Proust e D'Annunzio, ovvero incontrarsi (forse) e dirsi addio.

Marcel in bilico fra ammirazione e pentimento

Proust e D'Annunzio, ovvero incontrarsi (forse) e dirsi addio. Se davvero i due scrittori ebbero un vis-à-vis, questo avvenne il 21 maggio 1911, a Parigi, al teatro dello Chatelet, per le prove generali di Le martyre de Saint Sébastien, musicato da Debussy. Quel che è certo è che Marcel si annoiò: scrivendo a Reynaldo Hahn due giorni dopo, parla di «orchestra immensa per questi pochi peti». Tuttavia, trovò perfetto il francese del Vate, il quale in Francia stava vivendo un esilio che si protrarrà fino al '15.

Nell'opera di Proust, il nome di D'Annunzio compare soltanto tre volte, e di sfuggita, in Sodoma e Gomorra. Perché la quarta volta, quella più sostanziosa e interessante, è stata stralciata. Per pure ragioni narratologiche? Anche qui, dobbiamo accontentarci di un «forse»...

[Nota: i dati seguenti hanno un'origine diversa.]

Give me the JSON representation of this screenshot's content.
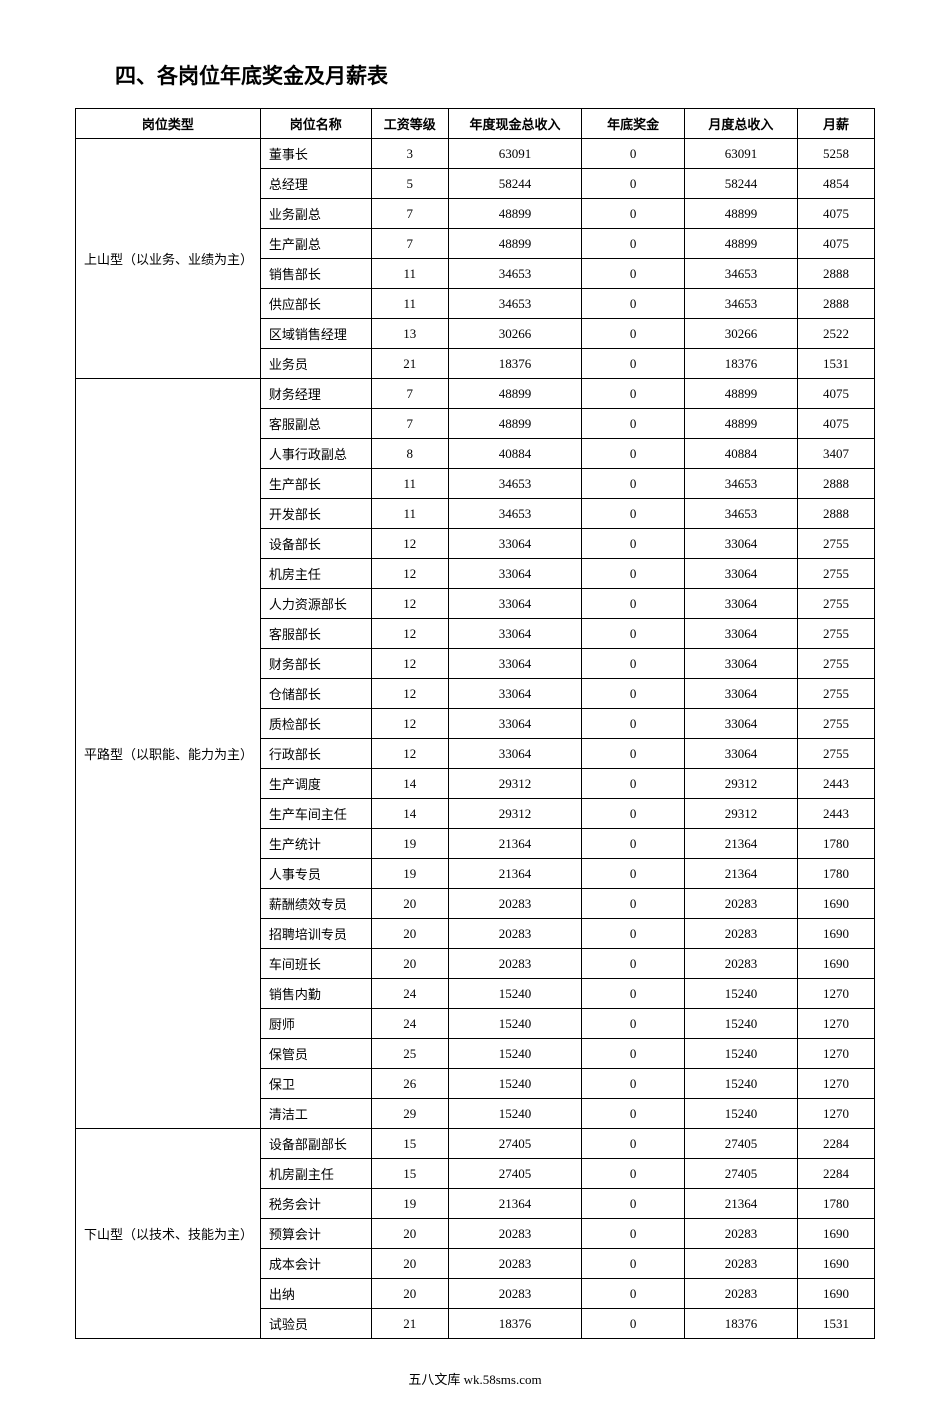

La vicenda del D'Annunzio disparue - proprio come Albertine, e curiosamente proprio in Albertine disparue (o La fuggitiva) era collocato il cameo in questione - è singolare. L'11 dicembre 1919, il giorno dopo aver ottenuto il premio Goncourt, Proust pubblica sul Matin un'anticipazione del seguito del suo romanzo in cui compare, destinato al capitolo terzo, Séjour à Venise, un episodio in cui si parla dell'impresa di Fiume, iniziata tre mesi prima. Il 2 settembre 1924, sul Mondo viene pubblicata la traduzione italiana di quel brano, firmata G.S., cioè Giuseppe Sprovieri. Ma Albertine disparue è ancora inedito, poiché uscirà il 30 dicembre del '25 sulla Nouvelle Revue Française.

In un articolo datato 4 luglio 1963, sarà Giovanni Comisso, il quale aveva partecipato all'avventura fiumana, a rispolverare il caso, offrendo a un antico sodale in quel di Fiume, il belga Léon Kochnitzky, l'occasione per precisare che lo scrittore «Marcel», definito dal marchese di Norpois nel brano poi eliminato «pieno di calore per D'Annunzio» fino al punto da paragonare l'esilio del Vate in Francia a quello di Dante, non è da ritenersi Proust, bensì Boulenger. Cioè «l'amico più fedele e devoto che D'Annunzio abbia avuto tra i letterati francesi di grido», dice Kochnitzky. E aggiunge che nella Recherche a quel marchese vengono per solito attribuite parole che esprimono posizioni opposte a quelle del Narratore.

Insomma, riportando i sentimenti di devozione di «Marcel» nei confronti di Gabriele d'Annunzio, Norpois sarebbe stato usato da Proust proprio per... smentirli, se non per metterli alla berlina. «A tutta prima - chiosa Giovanni Balducci nell'introduzione al Soggiorno a Venezia di Proust ora proposto da Luni editrice per la prima volta in volume -, sembrerebbe in effetti di trovarci innanzi ad un escamotage posto in essere dallo scrittore francese al fine di schermare il suo trasporto verso D'Annunzio e, del resto, la successiva purga nell'edizione definitiva può dare adito a congetture circa il ripensamento di un ammiratore per il suo eroe».

Dunque, anche su Proust l'impresa di Fiume e chi ne fu a capo esercitarono un certo fascino, anche se non dal punto di vista estetico, conoscendo i suoi gusti. Ma non fino al punto da accoglierli come ospiti di riguardo nella sua principesca dimora dei ricordi.